If this company has a hiccup, they could be in real trouble with this type of leverage.
This is not the same issue. Reread the comment.
Absolutely correct. Their math doesn't add up. This is certainly a concern.
Can you clarify how you could have 16.1 million distinct accounts and only average 99k daily users? You would have to believe every user keeps track of 5.5 distinct accounts on average? That doesn't add up.
Issue number 1 is very interesting. I did not catch this in their release, but you are right, it doesn't make sense. Can anybody explain?
They actually have done the following:
1. Issued the press release with bank, account, and balance information that totals $291 million. Anybody at the banks could check if the detailed info is not accurate.
2. Company said in conference call that they would engage a global, independent party to verify info.
3. The co-CEO said in the Blomberg interview that two investment banks had verified the amounts in the past 24 hours.
4. In the conference call, they stated that screen shots of banking information would be provided. Additionally, they would work with anybody that would like to do their own due diligence.
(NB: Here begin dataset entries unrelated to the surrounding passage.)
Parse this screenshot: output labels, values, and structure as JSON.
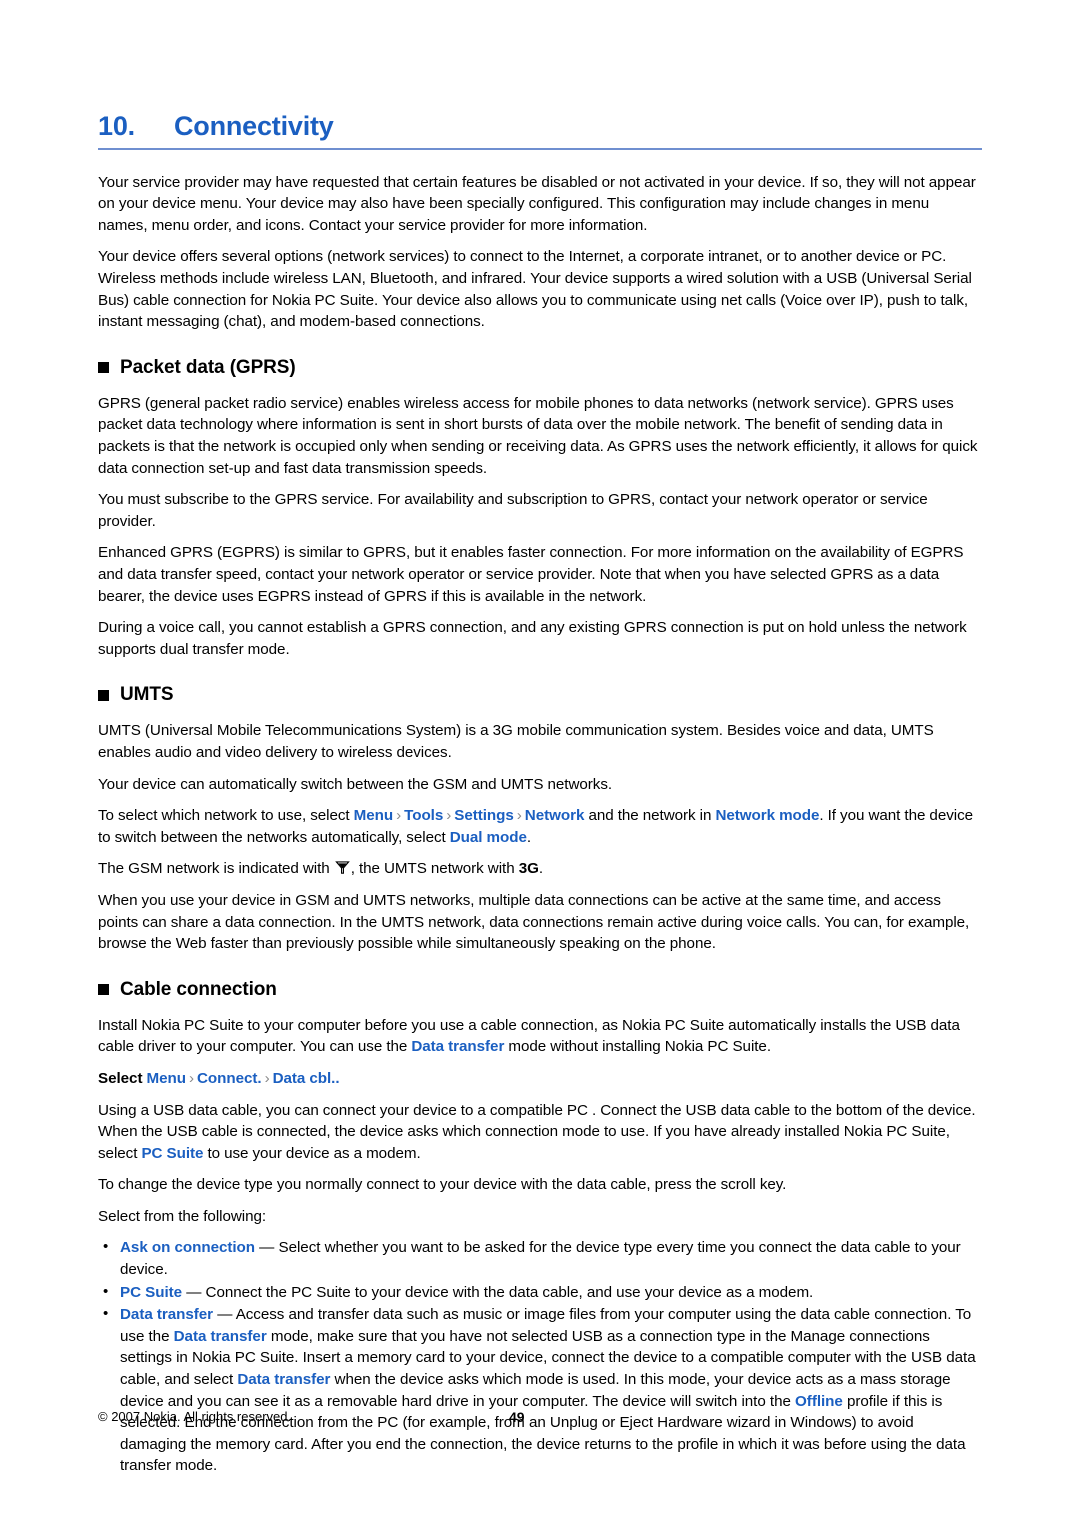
{
  "document": {
    "chapter_number": "10.",
    "chapter_title": "Connectivity",
    "page_number": "49",
    "copyright": "© 2007 Nokia. All rights reserved.",
    "accent_color": "#1b5fc1",
    "rule_color": "#6f8fd0"
  },
  "intro": {
    "para1": "Your service provider may have requested that certain features be disabled or not activated in your device. If so, they will not appear on your device menu. Your device may also have been specially configured. This configuration may include changes in menu names, menu order, and icons. Contact your service provider for more information.",
    "para2": "Your device offers several options (network services) to connect to the Internet, a corporate intranet, or to another device or PC. Wireless methods include wireless LAN, Bluetooth, and infrared. Your device supports a wired solution with a USB (Universal Serial Bus) cable connection for Nokia PC Suite. Your device also allows you to communicate using net calls (Voice over IP), push to talk, instant messaging (chat), and modem-based connections."
  },
  "packet_data": {
    "heading": "Packet data (GPRS)",
    "para1": "GPRS (general packet radio service) enables wireless access for mobile phones to data networks (network service). GPRS uses packet data technology where information is sent in short bursts of data over the mobile network. The benefit of sending data in packets is that the network is occupied only when sending or receiving data. As GPRS uses the network efficiently, it allows for quick data connection set-up and fast data transmission speeds.",
    "para2": "You must subscribe to the GPRS service. For availability and subscription to GPRS, contact your network operator or service provider.",
    "para3": "Enhanced GPRS (EGPRS) is similar to GPRS, but it enables faster connection. For more information on the availability of EGPRS and data transfer speed, contact your network operator or service provider. Note that when you have selected GPRS as a data bearer, the device uses EGPRS instead of GPRS if this is available in the network.",
    "para4": "During a voice call, you cannot establish a GPRS connection, and any existing GPRS connection is put on hold unless the network supports dual transfer mode."
  },
  "umts": {
    "heading": "UMTS",
    "para1": "UMTS (Universal Mobile Telecommunications System) is a 3G mobile communication system. Besides voice and data, UMTS enables audio and video delivery to wireless devices.",
    "para2": "Your device can automatically switch between the GSM and UMTS networks.",
    "select_network": {
      "lead": "To select which network to use, select ",
      "path": [
        "Menu",
        "Tools",
        "Settings",
        "Network"
      ],
      "mid": " and the network in ",
      "network_mode": "Network mode",
      "tail": ". If you want the device to switch between the networks automatically, select ",
      "dual_mode": "Dual mode",
      "end": "."
    },
    "indicator": {
      "lead": "The GSM network is indicated with ",
      "icon": "gsm-signal-icon",
      "mid": ", the UMTS network with ",
      "umts_label": "3G",
      "end": "."
    },
    "para3": "When you use your device in GSM and UMTS networks, multiple data connections can be active at the same time, and access points can share a data connection. In the UMTS network, data connections remain active during voice calls. You can, for example, browse the Web faster than previously possible while simultaneously speaking on the phone."
  },
  "cable": {
    "heading": "Cable connection",
    "para1_a": "Install Nokia PC Suite to your computer before you use a cable connection, as Nokia PC Suite automatically installs the USB data cable driver to your computer. You can use the ",
    "para1_term": "Data transfer",
    "para1_b": " mode without installing Nokia PC Suite.",
    "select_line": {
      "lead": "Select ",
      "path": [
        "Menu",
        "Connect.",
        "Data cbl.."
      ]
    },
    "para2_a": "Using a USB data cable, you can connect your device to a compatible PC . Connect the USB data cable to the bottom of the device. When the USB cable is connected, the device asks which connection mode to use. If you have already installed Nokia PC Suite, select ",
    "para2_term": "PC Suite",
    "para2_b": " to use your device as a modem.",
    "para3": "To change the device type you normally connect to your device with the data cable, press the scroll key.",
    "para4": "Select from the following:",
    "bullets": [
      {
        "term": "Ask on connection",
        "dash": " — ",
        "text": "Select whether you want to be asked for the device type every time you connect the data cable to your device."
      },
      {
        "term": "PC Suite",
        "dash": " — ",
        "text": "Connect the PC Suite to your device with the data cable, and use your device as a modem."
      },
      {
        "term": "Data transfer",
        "dash": " — ",
        "seg1": "Access and transfer data such as music or image files from your computer using the data cable connection. To use the ",
        "term2": "Data transfer",
        "seg2": " mode, make sure that you have not selected USB as a connection type in the Manage connections settings in Nokia PC Suite. Insert a memory card to your device, connect the device to a compatible computer with the USB data cable, and select ",
        "term3": "Data transfer",
        "seg3": " when the device asks which mode is used. In this mode, your device acts as a mass storage device and you can see it as a removable hard drive in your computer. The device will switch into the ",
        "term4": "Offline",
        "seg4": " profile if this is selected. End the connection from the PC (for example, from an Unplug or Eject Hardware wizard in Windows) to avoid damaging the memory card. After you end the connection, the device returns to the profile in which it was before using the data transfer mode."
      }
    ]
  }
}
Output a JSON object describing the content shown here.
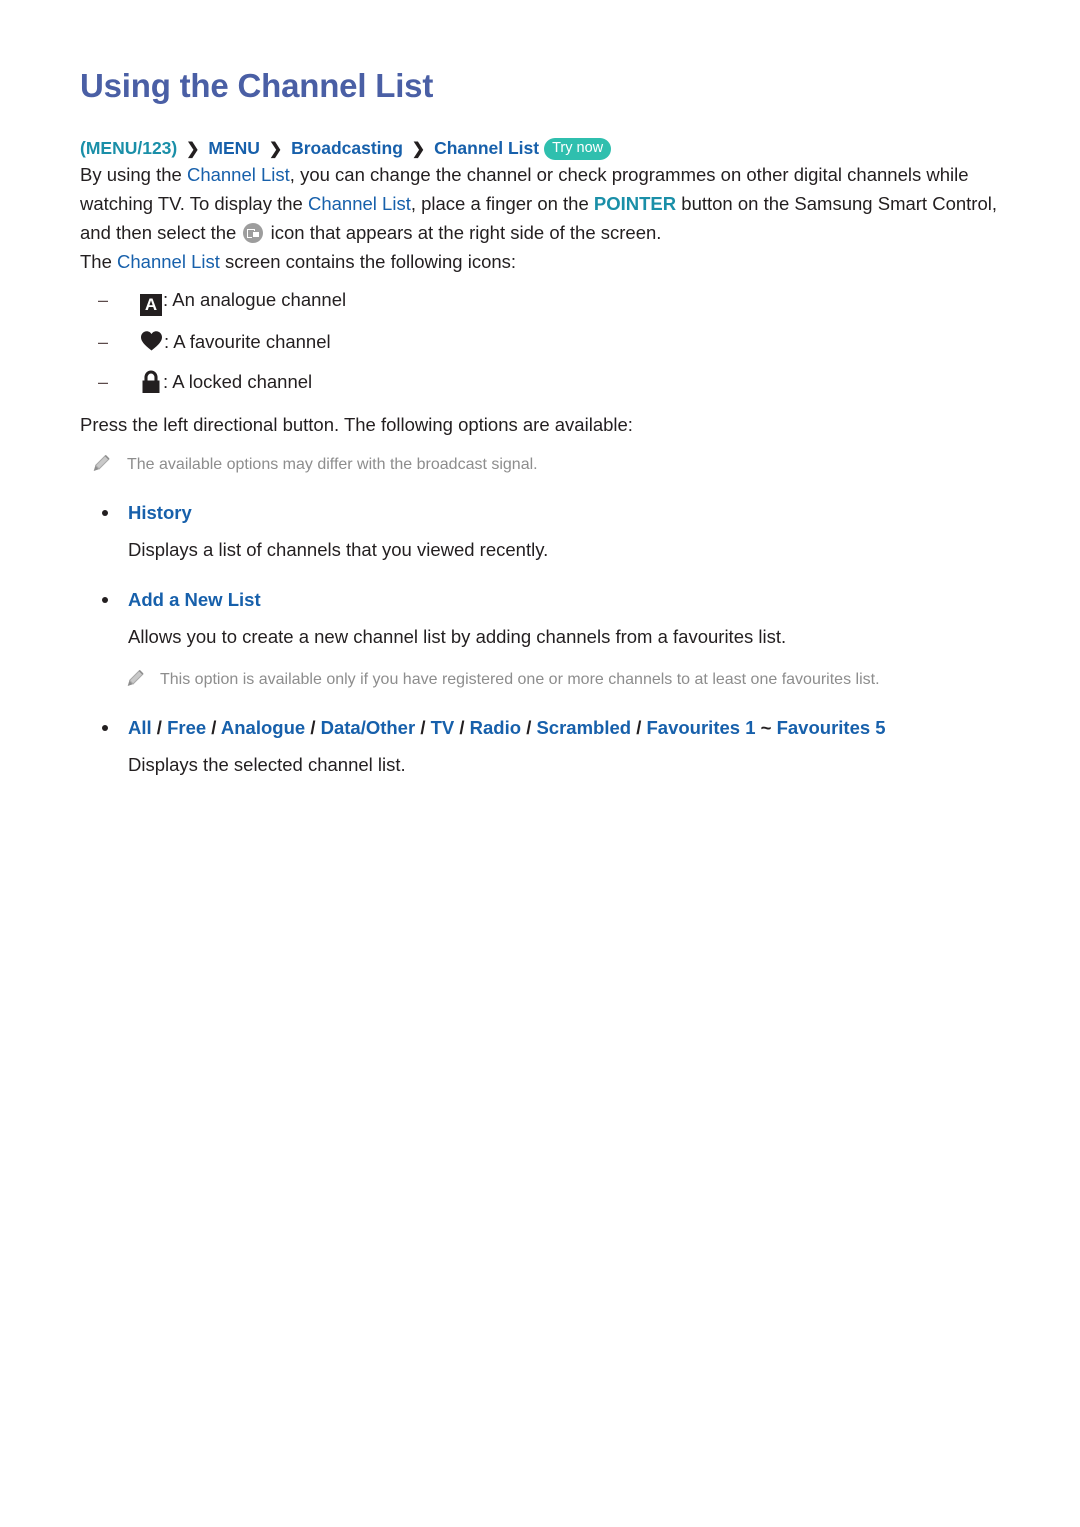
{
  "document": {
    "title": "Using the Channel List",
    "breadcrumb": {
      "menu123": "(MENU/123)",
      "sep": "❯",
      "menu": "MENU",
      "broadcasting": "Broadcasting",
      "channel_list": "Channel List",
      "try_now": "Try now"
    },
    "intro": {
      "t1": "By using the ",
      "link1": "Channel List",
      "t2": ", you can change the channel or check programmes on other digital channels while watching TV. To display the ",
      "link2": "Channel List",
      "t3": ", place a finger on the ",
      "pointer": "POINTER",
      "t4": " button on the Samsung Smart Control, and then select the ",
      "icon_name": "channel-list-icon",
      "t5": " icon that appears at the right side of the screen."
    },
    "icons_intro": {
      "t1": "The ",
      "link": "Channel List",
      "t2": " screen contains the following icons:"
    },
    "icon_items": [
      {
        "mark": "–",
        "icon": "analogue-a-icon",
        "glyph": "A",
        "label": ": An analogue channel"
      },
      {
        "mark": "–",
        "icon": "favourite-heart-icon",
        "glyph": "",
        "label": ": A favourite channel"
      },
      {
        "mark": "–",
        "icon": "locked-padlock-icon",
        "glyph": "",
        "label": ": A locked channel"
      }
    ],
    "press_line": "Press the left directional button. The following options are available:",
    "note_1": "The available options may differ with the broadcast signal.",
    "note_2": "This option is available only if you have registered one or more channels to at least one favourites list.",
    "options": [
      {
        "heading": "History",
        "description": "Displays a list of channels that you viewed recently."
      },
      {
        "heading": "Add a New List",
        "description": "Allows you to create a new channel list by adding channels from a favourites list."
      }
    ],
    "filter_option": {
      "parts": [
        "All",
        "Free",
        "Analogue",
        "Data/Other",
        "TV",
        "Radio",
        "Scrambled",
        "Favourites 1"
      ],
      "separator": "/",
      "tilde": "~",
      "last": "Favourites 5",
      "description": "Displays the selected channel list."
    },
    "colors": {
      "title": "#4a5fa5",
      "link_blue": "#1760ab",
      "teal": "#1a8fa8",
      "pill": "#2fbfae",
      "body": "#231f20",
      "note_grey": "#8d8d8d"
    }
  }
}
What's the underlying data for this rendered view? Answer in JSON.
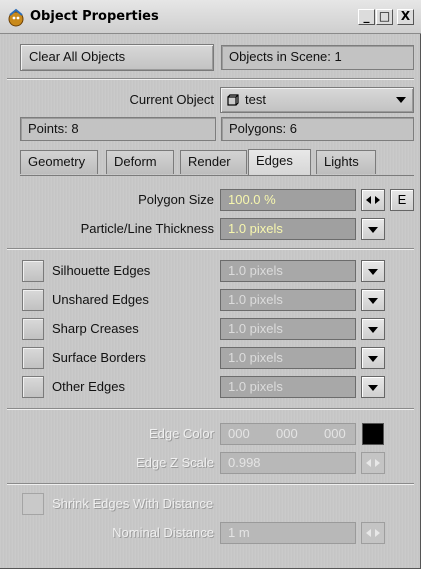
{
  "window": {
    "title": "Object Properties",
    "buttons": [
      "_",
      "□",
      "X"
    ]
  },
  "top": {
    "clear_all": "Clear All Objects",
    "objects_in_scene": "Objects in Scene: 1"
  },
  "object": {
    "label": "Current Object",
    "value": "test",
    "points": "Points: 8",
    "polygons": "Polygons: 6"
  },
  "tabs": [
    {
      "label": "Geometry",
      "active": false
    },
    {
      "label": "Deform",
      "active": false
    },
    {
      "label": "Render",
      "active": false
    },
    {
      "label": "Edges",
      "active": true
    },
    {
      "label": "Lights",
      "active": false
    }
  ],
  "size": {
    "polygon_label": "Polygon Size",
    "polygon_value": "100.0 %",
    "envelope": "E",
    "thickness_label": "Particle/Line Thickness",
    "thickness_value": "1.0 pixels"
  },
  "edges": [
    {
      "label": "Silhouette Edges",
      "value": "1.0 pixels"
    },
    {
      "label": "Unshared Edges",
      "value": "1.0 pixels"
    },
    {
      "label": "Sharp Creases",
      "value": "1.0 pixels"
    },
    {
      "label": "Surface Borders",
      "value": "1.0 pixels"
    },
    {
      "label": "Other Edges",
      "value": "1.0 pixels"
    }
  ],
  "color": {
    "label": "Edge Color",
    "r": "000",
    "g": "000",
    "b": "000",
    "swatch": "#000000",
    "z_label": "Edge Z Scale",
    "z_value": "0.998"
  },
  "shrink": {
    "label": "Shrink Edges With Distance",
    "nominal_label": "Nominal Distance",
    "nominal_value": "1 m"
  }
}
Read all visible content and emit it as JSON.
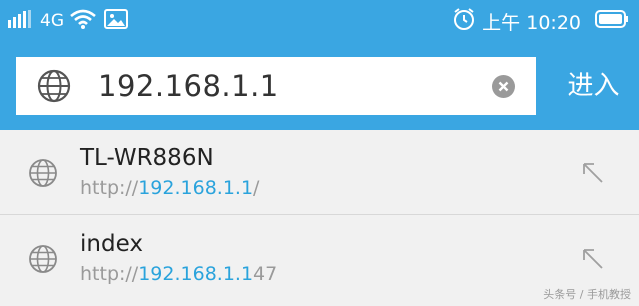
{
  "status_bar": {
    "network": "4G",
    "time_period": "上午",
    "time": "10:20",
    "icons": [
      "signal-icon",
      "wifi-icon",
      "image-icon",
      "alarm-icon",
      "battery-icon"
    ]
  },
  "address_bar": {
    "value": "192.168.1.1",
    "enter_label": "进入"
  },
  "suggestions": [
    {
      "title": "TL-WR886N",
      "url_scheme": "http://",
      "url_host": "192.168.1.1",
      "url_rest": "/"
    },
    {
      "title": "index",
      "url_scheme": "http://",
      "url_host": "192.168.1.1",
      "url_rest": "47"
    }
  ],
  "watermark": "头条号 / 手机教授",
  "colors": {
    "accent": "#3aa6e2",
    "link": "#2aa3dc",
    "background": "#f1f1f1"
  }
}
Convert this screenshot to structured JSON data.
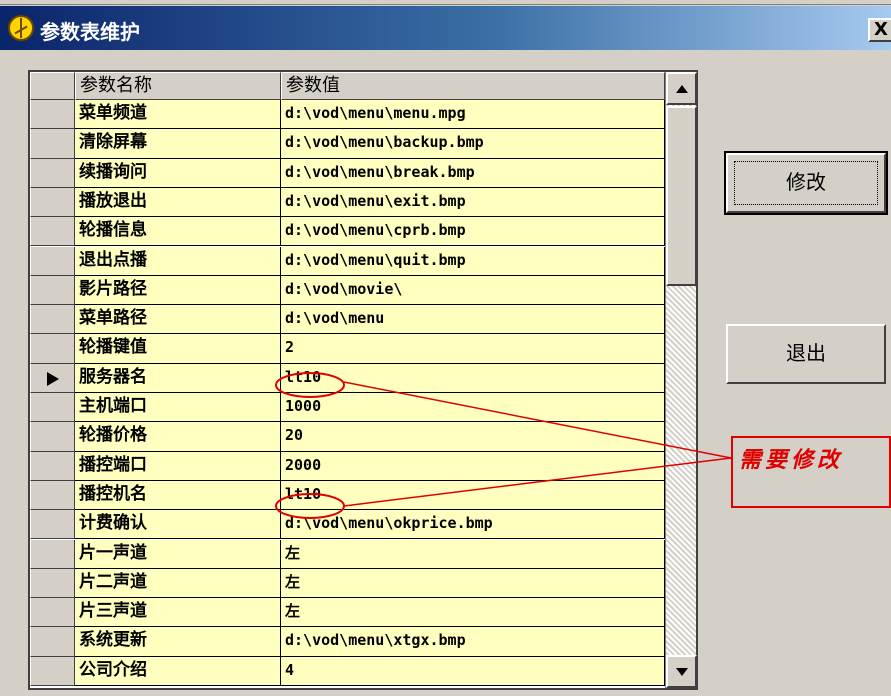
{
  "window": {
    "title": "参数表维护",
    "close_label": "X"
  },
  "grid": {
    "columns": [
      "参数名称",
      "参数值"
    ],
    "current_row_index": 9,
    "rows": [
      {
        "name": "菜单频道",
        "value": "d:\\vod\\menu\\menu.mpg"
      },
      {
        "name": "清除屏幕",
        "value": "d:\\vod\\menu\\backup.bmp"
      },
      {
        "name": "续播询问",
        "value": "d:\\vod\\menu\\break.bmp"
      },
      {
        "name": "播放退出",
        "value": "d:\\vod\\menu\\exit.bmp"
      },
      {
        "name": "轮播信息",
        "value": "d:\\vod\\menu\\cprb.bmp"
      },
      {
        "name": "退出点播",
        "value": "d:\\vod\\menu\\quit.bmp"
      },
      {
        "name": "影片路径",
        "value": "d:\\vod\\movie\\"
      },
      {
        "name": "菜单路径",
        "value": "d:\\vod\\menu"
      },
      {
        "name": "轮播键值",
        "value": "2"
      },
      {
        "name": "服务器名",
        "value": "lt10"
      },
      {
        "name": "主机端口",
        "value": "1000"
      },
      {
        "name": "轮播价格",
        "value": "20"
      },
      {
        "name": "播控端口",
        "value": "2000"
      },
      {
        "name": "播控机名",
        "value": "lt10"
      },
      {
        "name": "计费确认",
        "value": "d:\\vod\\menu\\okprice.bmp"
      },
      {
        "name": "片一声道",
        "value": "左"
      },
      {
        "name": "片二声道",
        "value": "左"
      },
      {
        "name": "片三声道",
        "value": "左"
      },
      {
        "name": "系统更新",
        "value": "d:\\vod\\menu\\xtgx.bmp"
      },
      {
        "name": "公司介绍",
        "value": "4"
      }
    ]
  },
  "buttons": {
    "modify": "修改",
    "exit": "退出"
  },
  "annotation": {
    "text": "需要修改",
    "color": "#e00000"
  },
  "icons": {
    "title": "peace-sign-icon",
    "scroll_up": "arrow-up-icon",
    "scroll_down": "arrow-down-icon",
    "row_pointer": "row-pointer-icon"
  },
  "colors": {
    "cell_bg": "#ffffc0",
    "face": "#d4d0c8",
    "title_start": "#0a246a"
  }
}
This is all within 24 hours of the negative report coming out. And don't forget, the report came out in the middele of the night, China time. They have actually moved pretty quickly.
You are a fraud. You have cost many shareholders in this stock a ton of money. You are either an idiot, or you are part of this scam.
Can you believe the questions? will anybody ask about the dilution? why an equity raise after they said they would not do it 3 weeks ago?
Lol, and temp thinks he knows something about investing. Hey temp, why won't you address this comment you made 2 years ago?